Processing data has become more expensive.
Somewhere, there is a misconception that data processing is cheap. That stems from the well-known pricings of the capacities of public cloud storage that are a fraction of cents per month. But data in storage has to be worked upon, and has to be built up and protected to increase its value. Data has to be processed, moved, shared, and used by applications. Data induce workloads. Nobody keeps data stored forever and never be used again. Nobody buys storage just for capacity alone.
We have a great saying in the industry. No matter, where the data moves, it will land in a storage. So, it is clear that data does not exist in ether. And yet, I often see how little attention and prudence and care, when it comes to data infrastructure and data management technologies, the very components that are foundational to great data.
AI is driving up costs in data processing
A few recent articles drew my focus into the cost of data processing.

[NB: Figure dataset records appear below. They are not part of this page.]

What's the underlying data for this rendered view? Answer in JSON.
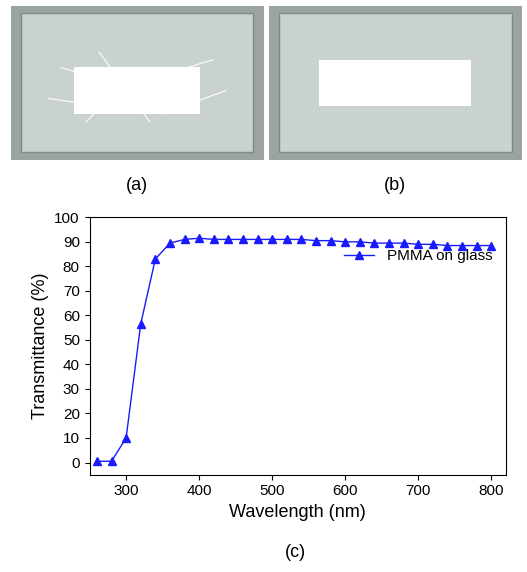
{
  "photos": [
    {
      "label": "(a)"
    },
    {
      "label": "(b)"
    }
  ],
  "chart_data": {
    "type": "line",
    "caption": "(c)",
    "x_label": "Wavelength (nm)",
    "y_label": "Transmittance (%)",
    "x": [
      260,
      280,
      300,
      320,
      340,
      360,
      380,
      400,
      420,
      440,
      460,
      480,
      500,
      520,
      540,
      560,
      580,
      600,
      620,
      640,
      660,
      680,
      700,
      720,
      740,
      760,
      780,
      800
    ],
    "series": [
      {
        "name": "PMMA on glass",
        "color": "#1a1aff",
        "marker": "triangle",
        "line_style": "solid",
        "values": [
          0.5,
          0.5,
          10,
          56.5,
          83,
          89.5,
          91,
          91.5,
          91,
          91,
          91,
          91,
          91,
          91,
          91,
          90.5,
          90.5,
          90,
          90,
          89.5,
          89.5,
          89.5,
          89,
          89,
          88.5,
          88.5,
          88.5,
          88.5
        ]
      }
    ],
    "xlim": [
      250,
      820
    ],
    "xticks": [
      300,
      400,
      500,
      600,
      700,
      800
    ],
    "ylim": [
      -5,
      100
    ],
    "yticks": [
      0,
      10,
      20,
      30,
      40,
      50,
      60,
      70,
      80,
      90,
      100
    ],
    "legend": "upper right",
    "grid": false
  }
}
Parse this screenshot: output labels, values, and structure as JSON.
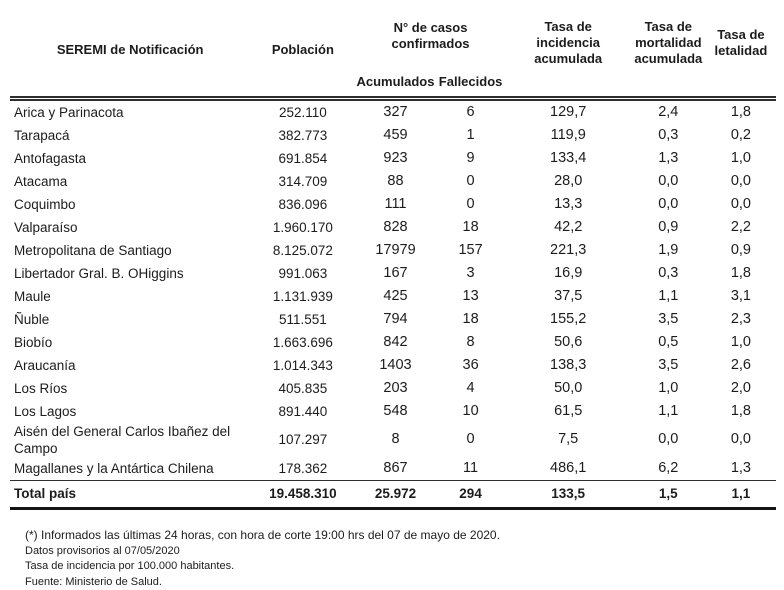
{
  "table": {
    "headers": {
      "region": "SEREMI de Notificación",
      "population": "Población",
      "cases_group": "N° de casos confirmados",
      "accumulated": "Acumulados",
      "deceased": "Fallecidos",
      "incidence_rate": "Tasa de incidencia acumulada",
      "mortality_rate": "Tasa de mortalidad acumulada",
      "lethality_rate": "Tasa de letalidad"
    },
    "rows": [
      [
        "Arica y Parinacota",
        "252.110",
        "327",
        "6",
        "129,7",
        "2,4",
        "1,8"
      ],
      [
        "Tarapacá",
        "382.773",
        "459",
        "1",
        "119,9",
        "0,3",
        "0,2"
      ],
      [
        "Antofagasta",
        "691.854",
        "923",
        "9",
        "133,4",
        "1,3",
        "1,0"
      ],
      [
        "Atacama",
        "314.709",
        "88",
        "0",
        "28,0",
        "0,0",
        "0,0"
      ],
      [
        "Coquimbo",
        "836.096",
        "111",
        "0",
        "13,3",
        "0,0",
        "0,0"
      ],
      [
        "Valparaíso",
        "1.960.170",
        "828",
        "18",
        "42,2",
        "0,9",
        "2,2"
      ],
      [
        "Metropolitana de Santiago",
        "8.125.072",
        "17979",
        "157",
        "221,3",
        "1,9",
        "0,9"
      ],
      [
        "Libertador Gral. B. OHiggins",
        "991.063",
        "167",
        "3",
        "16,9",
        "0,3",
        "1,8"
      ],
      [
        "Maule",
        "1.131.939",
        "425",
        "13",
        "37,5",
        "1,1",
        "3,1"
      ],
      [
        "Ñuble",
        "511.551",
        "794",
        "18",
        "155,2",
        "3,5",
        "2,3"
      ],
      [
        "Biobío",
        "1.663.696",
        "842",
        "8",
        "50,6",
        "0,5",
        "1,0"
      ],
      [
        "Araucanía",
        "1.014.343",
        "1403",
        "36",
        "138,3",
        "3,5",
        "2,6"
      ],
      [
        "Los Ríos",
        "405.835",
        "203",
        "4",
        "50,0",
        "1,0",
        "2,0"
      ],
      [
        "Los Lagos",
        "891.440",
        "548",
        "10",
        "61,5",
        "1,1",
        "1,8"
      ],
      [
        "Aisén del General Carlos Ibañez del Campo",
        "107.297",
        "8",
        "0",
        "7,5",
        "0,0",
        "0,0"
      ],
      [
        "Magallanes y la Antártica Chilena",
        "178.362",
        "867",
        "11",
        "486,1",
        "6,2",
        "1,3"
      ]
    ],
    "total": [
      "Total país",
      "19.458.310",
      "25.972",
      "294",
      "133,5",
      "1,5",
      "1,1"
    ]
  },
  "footnotes": [
    "(*) Informados las últimas 24 horas, con hora de corte 19:00 hrs del 07 de mayo de 2020.",
    "Datos provisorios al 07/05/2020",
    "Tasa de incidencia por 100.000 habitantes.",
    "Fuente: Ministerio de Salud."
  ]
}
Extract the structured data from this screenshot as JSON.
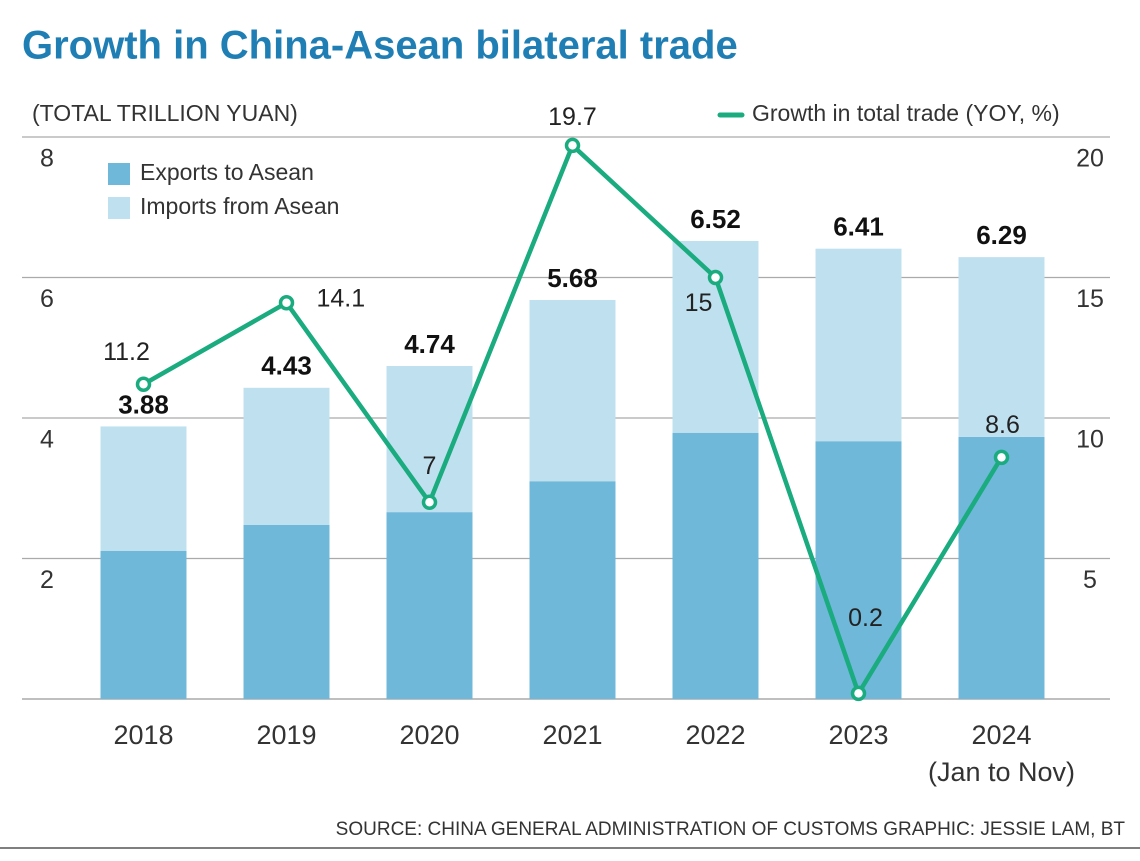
{
  "chart_data": {
    "type": "bar_line",
    "title": "Growth in China-Asean bilateral trade",
    "y_axis_label": "(TOTAL TRILLION YUAN)",
    "categories": [
      "2018",
      "2019",
      "2020",
      "2021",
      "2022",
      "2023",
      "2024"
    ],
    "category_notes": [
      "(Jan to Nov)"
    ],
    "series": [
      {
        "name": "Exports to Asean",
        "color": "#6fb8da",
        "values": [
          2.11,
          2.48,
          2.66,
          3.1,
          3.79,
          3.67,
          3.73
        ]
      },
      {
        "name": "Imports from Asean",
        "color": "#bfe0ef",
        "values": [
          1.77,
          1.95,
          2.08,
          2.58,
          2.73,
          2.74,
          2.56
        ]
      },
      {
        "name": "Growth in total trade (YOY, %)",
        "color": "#1aab7f",
        "axis": "y2",
        "values": [
          11.2,
          14.1,
          7,
          19.7,
          15,
          0.2,
          8.6
        ]
      }
    ],
    "totals": [
      3.88,
      4.43,
      4.74,
      5.68,
      6.52,
      6.41,
      6.29
    ],
    "ylim": [
      0,
      8
    ],
    "yticks": [
      2,
      4,
      6,
      8
    ],
    "y2lim": [
      0,
      20
    ],
    "y2ticks": [
      5,
      10,
      15,
      20
    ],
    "grid": true,
    "source": "SOURCE: CHINA GENERAL ADMINISTRATION OF CUSTOMS   GRAPHIC: JESSIE LAM, BT"
  }
}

Here is one posted by a friend on Facebook. It is titled “The world is running out of data to feed AI, experts warn.”
My first reaction was, “How can we run out of data“? We have so much data in the world today that the 175 zettabytes predicted by IDC when we reach 2025 might be grossly inaccurate. According to Exploding Topics, it is estimated that we create 328.77TB of data per day, 120 zettabytes per year. While I cannot vouch for the accuracy of the numbers, the numbers are humongous.